Atelier de Lectures Oecuménique du 12 septembre 2024
Résumés de quelques livres coups de coeur
L’HOSPITALITÉ
De la parole aux actes
NInian Hubert van Blijenburgh et Elisabeth Parmentier
(Édité par la plateforme interreligieuse de Genève)
L’expérience de l’hospitalité est connue de chacune et de chacun. Pourquoi l’humain accueille-t-il et au nom de quelles valeurs ? Comment vivre cette hospitalité réelle dans le cadre du dialogue entre communautés et personnes de religions et de convictions différentes ? Ces questions ont fait l’objet, le 15 mars 2023, d’une Journée d’étude organisée conjointement par la Plateforme interreligieuse de Genève, l’Institut lémanique de théologie pratique, la Faculté de théologie de l’Université de Genève et de Lausanne, avec la participation de la Bibliothèque de la Ville de Genève (Musée Voltaire).
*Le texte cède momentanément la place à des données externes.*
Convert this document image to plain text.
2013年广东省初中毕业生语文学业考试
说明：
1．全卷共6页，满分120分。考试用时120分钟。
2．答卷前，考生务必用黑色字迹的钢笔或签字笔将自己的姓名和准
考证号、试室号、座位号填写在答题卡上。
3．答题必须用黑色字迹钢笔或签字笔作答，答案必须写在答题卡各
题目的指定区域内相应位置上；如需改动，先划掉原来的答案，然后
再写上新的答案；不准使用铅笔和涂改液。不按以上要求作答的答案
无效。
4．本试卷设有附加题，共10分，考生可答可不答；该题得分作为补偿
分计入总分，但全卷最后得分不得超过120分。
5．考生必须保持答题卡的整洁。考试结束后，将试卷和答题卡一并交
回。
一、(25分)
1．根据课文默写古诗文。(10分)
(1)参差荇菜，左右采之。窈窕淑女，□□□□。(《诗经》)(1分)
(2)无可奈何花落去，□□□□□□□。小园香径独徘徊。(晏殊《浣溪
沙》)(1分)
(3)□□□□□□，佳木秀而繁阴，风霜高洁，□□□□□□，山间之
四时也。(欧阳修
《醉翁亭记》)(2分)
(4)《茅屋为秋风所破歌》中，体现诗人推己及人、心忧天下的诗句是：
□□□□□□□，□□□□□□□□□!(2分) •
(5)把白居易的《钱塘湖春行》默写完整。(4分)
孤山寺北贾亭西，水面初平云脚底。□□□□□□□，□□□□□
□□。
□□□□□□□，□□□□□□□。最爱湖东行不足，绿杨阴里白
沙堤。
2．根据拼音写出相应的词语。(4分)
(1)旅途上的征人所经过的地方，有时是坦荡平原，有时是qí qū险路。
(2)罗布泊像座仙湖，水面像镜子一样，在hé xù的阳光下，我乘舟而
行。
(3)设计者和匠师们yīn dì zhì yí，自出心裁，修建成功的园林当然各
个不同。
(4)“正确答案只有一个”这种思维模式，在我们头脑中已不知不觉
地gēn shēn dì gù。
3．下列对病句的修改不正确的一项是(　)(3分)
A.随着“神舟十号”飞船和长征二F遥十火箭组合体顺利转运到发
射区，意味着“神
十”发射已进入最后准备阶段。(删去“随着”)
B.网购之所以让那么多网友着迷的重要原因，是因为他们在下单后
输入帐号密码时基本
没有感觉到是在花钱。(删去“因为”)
Des divers exposés et témoignages présentés à cette occasion, il en a été retenu deux pour les publier dans le présent livre…
Proposant tout d’abord, par une analyse exigeante et une démonstration percutante, un parcours permettant de passer de la peur et de la méfiance à l’accueil de l’autre, différent, Ninian Hubert van Blijenburgh, anthropologue, met ensuite en évidence, à l’appui des récentes découvertes et expériences en anthropologie, les défis à relever pour que les êtres humains progressent en ouverture et en accueil de l’autre.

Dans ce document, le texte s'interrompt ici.